I recently bought (via eBay) a copy of The Complete Cartoons of the New Yorker. All the cartoons are on two CD (as PDF) and selected cartoons are in a very big heavy book. I copied them off the CDs and I’ve been paging thru them. They are a fascinating historical document. For example there is a period in the late 50s of cartoons about the rest of the world hating us that could be recycled today.
I can’t, of course, show you any of these – but they are great fun for visual thinking.
There is a cartoon who’s caption reads “What the Lemmings think.” and it shows the river of lemmings pouring off the cliff, into flight, and up into the heavens. I was reminded of that by the Robert X. Cringely essay today that reports that there is 20+ billion dollars of VC money that just has to be invested in the next 12 months, but the poor lemmings haven’t found a cliff yet. He, tongue firmly in cheek, recommends cell-processors.
Since the week demands it he also has a few choice words about HP’s troubles.
Knowing she was not what she was claiming to be, Carly’s management technique was to be charming and brutal, to throw HP through a succession of mergers and reorgs that kept any potential adversary from gaining a power base. Note that this week, there simply is no clear internal successor as CEO, nor is the company even thinking of looking inside because any talent there was run off long ago.

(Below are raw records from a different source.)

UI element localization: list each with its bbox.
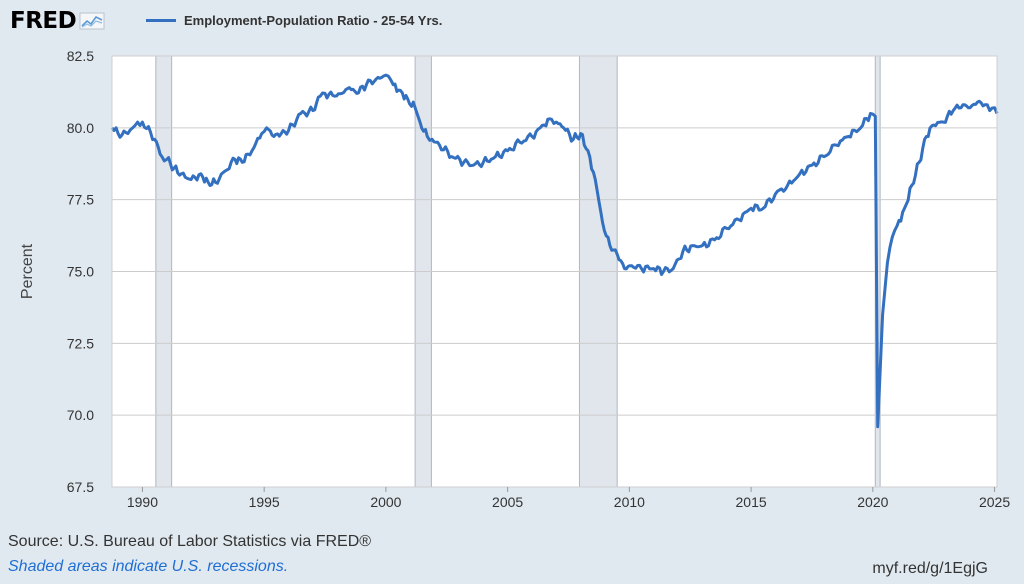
y-tick-label: 70.0 [67,407,94,423]
y-axis-ticks: 67.5 70.0 72.5 75.0 77.5 80.0 82.5 [67,48,94,495]
line-chart[interactable]: 67.5 70.0 72.5 75.0 77.5 80.0 82.5 1990 1995 200… [0,0,1024,530]
x-tick-label: 2005 [492,494,523,510]
y-tick-label: 67.5 [67,479,94,495]
fred-logo[interactable]: FRED [10,8,105,34]
legend-swatch [146,19,176,22]
series-line [110,73,999,429]
y-tick-label: 72.5 [67,335,94,351]
legend-label: Employment-Population Ratio - 25-54 Yrs. [184,13,443,28]
x-tick-label: 1990 [127,494,158,510]
short-url-link[interactable]: myf.red/g/1EgjG [872,560,988,577]
x-tick-label: 1995 [249,494,280,510]
recession-note: Shaded areas indicate U.S. recessions. [8,558,289,575]
y-tick-label: 82.5 [67,48,94,64]
y-tick-label: 75.0 [67,264,94,280]
x-tick-label: 2010 [614,494,645,510]
y-axis-label: Percent [19,243,36,299]
x-tick-label: 2000 [370,494,401,510]
chart-header: FRED Employment-Population Ratio - 25-54… [0,0,1024,44]
line-chart-icon [79,12,105,30]
series-layer [110,73,999,429]
y-tick-label: 77.5 [67,192,94,208]
x-tick-label: 2025 [979,494,1010,510]
y-tick-label: 80.0 [67,120,94,136]
chart-legend: Employment-Population Ratio - 25-54 Yrs. [146,13,442,28]
x-tick-label: 2020 [857,494,888,510]
x-tick-label: 2015 [736,494,767,510]
plot-border [111,55,998,488]
fred-logo-text: FRED [10,8,77,34]
x-axis-ticks: 1990 1995 2000 2005 2010 2015 2020 2025 [127,487,1010,510]
source-note: Source: U.S. Bureau of Labor Statistics … [8,533,372,550]
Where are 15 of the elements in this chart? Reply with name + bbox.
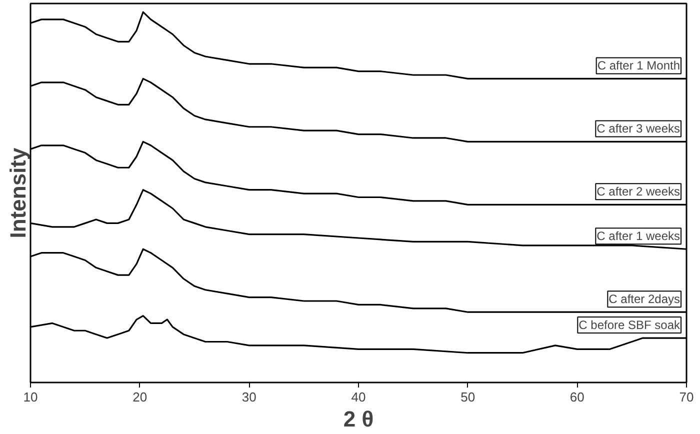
series-label: C before SBF soak [578,318,682,332]
series-label: C after 1 weeks [596,229,680,244]
x-tick-label: 10 [23,390,38,404]
series-label: C after 2 weeks [596,184,680,199]
x-tick-label: 60 [570,390,584,404]
x-axis-title: 2 θ [343,406,374,432]
series-label: C after 3 weeks [596,122,680,136]
x-tick-label: 30 [242,390,256,404]
x-tick-label: 70 [679,390,694,404]
x-tick-label: 50 [460,390,476,404]
x-tick-label: 20 [132,390,148,404]
series-label: C after 1 Month [597,58,680,73]
series-label: C after 2days [608,292,680,306]
y-axis-title: Intensity [6,147,30,238]
x-tick-label: 40 [351,390,366,404]
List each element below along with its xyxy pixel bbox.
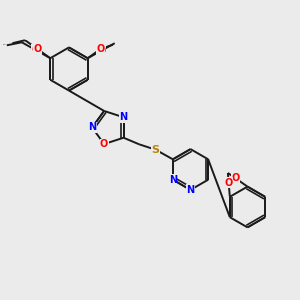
Text: O: O — [232, 173, 240, 183]
Text: N: N — [88, 122, 96, 133]
Text: O: O — [31, 45, 39, 55]
Text: N: N — [119, 112, 128, 122]
Text: N: N — [169, 175, 177, 185]
Text: O: O — [224, 178, 233, 188]
Text: O: O — [97, 46, 105, 56]
Text: S: S — [152, 145, 160, 155]
Text: ethyl: ethyl — [3, 44, 6, 45]
Text: O: O — [100, 139, 108, 149]
Text: N: N — [186, 185, 195, 195]
Text: O: O — [96, 44, 104, 54]
Text: O: O — [34, 44, 42, 54]
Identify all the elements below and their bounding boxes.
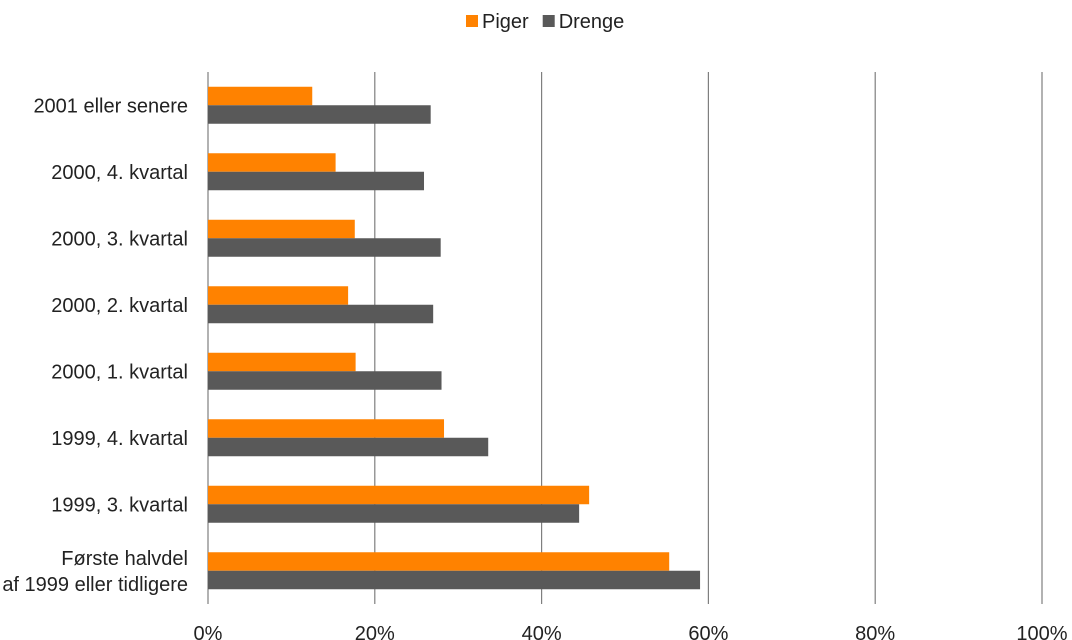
bar-drenge-5 [208,437,489,457]
category-label: 2000, 4. kvartal [51,162,188,184]
legend-label-piger: Piger [482,11,529,33]
x-tick-label: 80% [855,623,895,640]
category-labels: 2001 eller senere 2000, 4. kvartal 2000, 3… [2,95,188,596]
gridlines [207,72,1043,604]
legend-swatch-drenge [542,15,555,27]
legend-label-drenge: Drenge [559,11,625,33]
x-tick-label: 0% [194,623,223,640]
bar-drenge-1 [208,171,425,191]
bar-piger-7 [208,552,670,571]
bar-piger-1 [208,153,336,172]
bar-piger-0 [208,86,313,106]
bar-piger-5 [208,419,445,438]
bar-drenge-0 [208,105,431,124]
bars [208,86,701,590]
bar-piger-6 [208,485,590,505]
bar-drenge-2 [208,238,441,257]
bar-piger-3 [208,286,349,305]
category-label: 2000, 1. kvartal [51,361,188,383]
x-tick-label: 40% [522,623,562,640]
x-tick-label: 20% [355,623,395,640]
category-label: Første halvdel af 1999 eller tidligere [2,548,188,596]
x-tick-label: 60% [688,623,728,640]
x-tick-label: 100% [1016,623,1067,640]
category-label: 1999, 4. kvartal [51,428,188,450]
legend-swatch-piger [466,15,478,27]
category-label: 1999, 3. kvartal [51,494,188,516]
x-axis-tick-labels: 0% 20% 40% 60% 80% 100% [194,623,1068,640]
legend: Piger Drenge [466,11,624,33]
bar-piger-4 [208,352,356,372]
bar-drenge-7 [208,570,701,590]
bar-drenge-4 [208,371,442,390]
legend-item-drenge: Drenge [542,11,625,33]
bar-drenge-6 [208,504,580,523]
category-label: 2000, 3. kvartal [51,228,188,250]
category-label: 2001 eller senere [33,95,188,117]
bar-piger-2 [208,219,355,239]
bar-drenge-3 [208,304,434,324]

The big problem with running a company this way is that it always ends badly
That sounds about right. HP’s course changes have seemed pretty clueless over the last few years and I’ve certainly seen that pattern more than once in my life. Trouble is, the behavior management exhibits in that scenario is almost identical to the behavior when the firm has severe group-think, it’s business model is dried up, and a huge course correction is it’s only hope. At that point management is more like a convivial but suddenly desperate animal and that just looks like a convivial but basically clueless act.